El humo del tabaco y los contagios
Segundo. En torno a las formas de propagación del coronavirus empezó a circular un bulo en toda regla: que el humo del tabaco ayuda al coronavirus a extenderse más y por lo tanto aumenta el riesgo de transmisión. La opinión venía respaldada por algunos científicos, pero las evidencias demuestran que es rotundamente falso.
El tabaco sigue siendo una sustancia nociva que hay que evitar a la hora de llevar un estilo de vida saludable. Pero si se le puede culpar de un montón de problemas sanitarios, en cambio hay que ir con más cuidado a la hora de responsabilizarse de una mayor propagación del coronavirus. Al menos por lo que se refiere al humo.

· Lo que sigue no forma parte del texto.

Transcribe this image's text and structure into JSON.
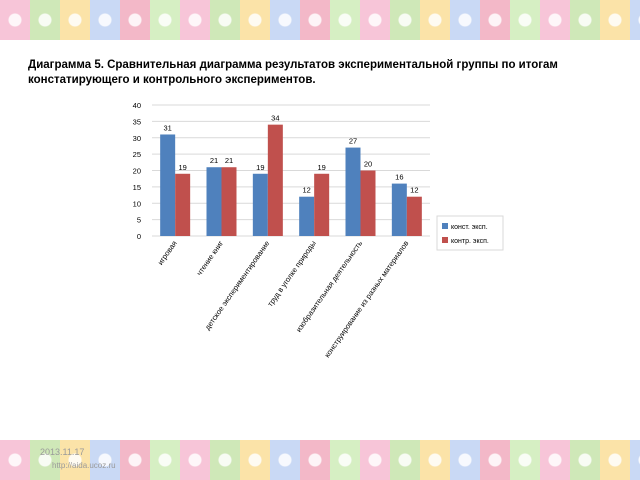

No hay ni una sola evidencia científica que demuestre que el humo del tabaco aumenta el riesgo de contagio para las personas que lo respiran. La prohibición de fumar en las terrazas, que se impuso en verano en España, puede justificarse por la molestia del humo pero no por las consecuencias que este pueda tener en cuanto a los contagios.
Y es que no hay ningún estudio concluyente que demuestre que el humo permite al coronavirus dispersarse más lejos o en mayor cantidad gracias al humo. No al menos más o en mayor cantidad que el aire que expulsamos al respirar. Todo lo que se dice sobre ello en internet no viene respaldado por ningún artículo científico, más que alguna opinión de expertos.
Con la intención de confundir, incluso se enlazan estas publicaciones con artículos que avisan del riesgo del tabaco de producir Covid-19 grave. Lo cual no tiene nada que ver con la transmisión. Son cosas diferentes.
A pesar del empeño de algunos, no hay nada específico en el humo que aumente el riesgo de contagio frente a las gotitas de saliva sin humo. No existe ningún documento de Sanidad que así lo avale, y por lo tanto, cualquier teoría que intente imponerse sin un respaldo científico acaba siendo nada más que pseudociencia. O sea, un bulo.